Typically, the commercial waste-hauler’s truck that stops outside a home is taking its load to a transfer station, where the recyclables are loaded into the 100-yard containers to be brought to Albany. The center is open five days a week, eight hours a day, though there are times when it runs 10- and 12-hour days.

“Recycling really runs with the economy,” Kurtz said. “Our heaviest times of year are around the holidays, when packaging either has to get thrown away or recycled. And then in summer, the number of beverage containers goes way up.”

In addition to the seasonally fluctuating flow of plastic jugs and cardboard, the MRF gets a lot of things that can’t be recycled, and makes you wonder what people were thinking. Animal carcasses aren’t unheard of, and neither are diapers. Garden hoses and old clothing can get wrapped up in machinery and have to be picked off by hand. Things like lawn mower blades can get through and end up severing a belt.
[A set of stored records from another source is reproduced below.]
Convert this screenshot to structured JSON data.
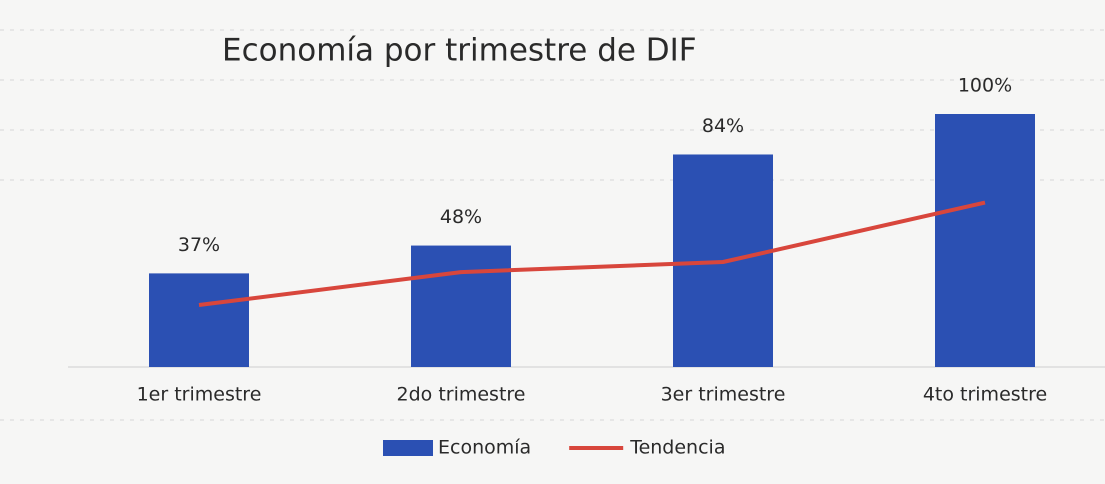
{
  "chart_data": {
    "type": "bar",
    "title": "Economía por trimestre de DIF",
    "categories": [
      "1er trimestre",
      "2do trimestre",
      "3er trimestre",
      "4to trimestre"
    ],
    "series": [
      {
        "name": "Economía",
        "type": "bar",
        "color": "#2b50b3",
        "values": [
          37,
          48,
          84,
          100
        ],
        "value_labels": [
          "37%",
          "48%",
          "84%",
          "100%"
        ]
      },
      {
        "name": "Tendencia",
        "type": "line",
        "color": "#d8463c",
        "values": [
          24.5,
          37.5,
          41.5,
          65
        ]
      }
    ],
    "ylim": [
      0,
      100
    ],
    "legend": "bottom"
  }
}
The rule of thumb is that anything too big to fit comfortably in a curbside recycling container shouldn’t be left out. Big bulk metal items like old refrigerators have been separated out earlier, and taken directly to scrap metal dealers.

Here’s what happens:

Each morning, the mountain of mixed material on the sorting room floor can be up to 25 feet high. The separation process starts when a front-end loader scoops loads of the household discards into a metering bin to start its journey. Often, there’s a gunshot-like pop when it drives over and crushes a plastic bottle.
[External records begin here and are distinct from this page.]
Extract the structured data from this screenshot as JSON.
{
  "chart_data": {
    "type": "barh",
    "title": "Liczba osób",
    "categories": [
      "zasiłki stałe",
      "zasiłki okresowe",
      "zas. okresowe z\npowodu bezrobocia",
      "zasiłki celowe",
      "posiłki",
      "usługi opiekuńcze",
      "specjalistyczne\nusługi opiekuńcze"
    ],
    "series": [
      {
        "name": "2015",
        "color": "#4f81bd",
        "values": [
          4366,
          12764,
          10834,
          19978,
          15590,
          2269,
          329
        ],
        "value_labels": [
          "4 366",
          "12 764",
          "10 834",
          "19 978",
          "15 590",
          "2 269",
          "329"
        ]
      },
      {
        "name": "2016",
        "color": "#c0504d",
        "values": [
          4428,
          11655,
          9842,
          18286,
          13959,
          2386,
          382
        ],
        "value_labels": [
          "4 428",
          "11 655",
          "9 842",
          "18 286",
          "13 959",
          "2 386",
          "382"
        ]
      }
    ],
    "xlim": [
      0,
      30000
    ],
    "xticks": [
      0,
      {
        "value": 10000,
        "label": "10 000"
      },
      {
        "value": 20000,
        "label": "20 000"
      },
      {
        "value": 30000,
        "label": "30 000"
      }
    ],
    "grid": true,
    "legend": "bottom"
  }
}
A rotating wheel inside the bin deposits the material at an even rate onto a conveyor belt, and four workers wearing dust masks quickly pull out any immediately visible contaminants.

A screen system then takes the paper and cardboard, allowing heavier materials like metal cans to fall into a container below.

A magnet pulls metal cans from the plastic, while a rotating magnet repels the aluminum into a separate bin. An optical scanner separates different kinds of plastic. A jet of air blows detergent jugs, milk jugs and soda bottles off the belt, though it then requires a couple of highly trained workers who can separate them into different bins, each working as quickly as 80 items per minute. The workers get a break every two hours.

The two recycling lines converge at the center of the plant, where the separated materials are baled and the bales are then stacked until they can be loaded onto trucks for shipment.

“We knock the pile back and build it up every single day,” Kurtz said.

County Waste, which began in Clifton Park 30 years ago and grew into the Capital Region’s largest private waste hauler, was acquired in 2011 by Waste Connections, a publicly traded Texas company that operates waste disposal and recycling systems nationwide.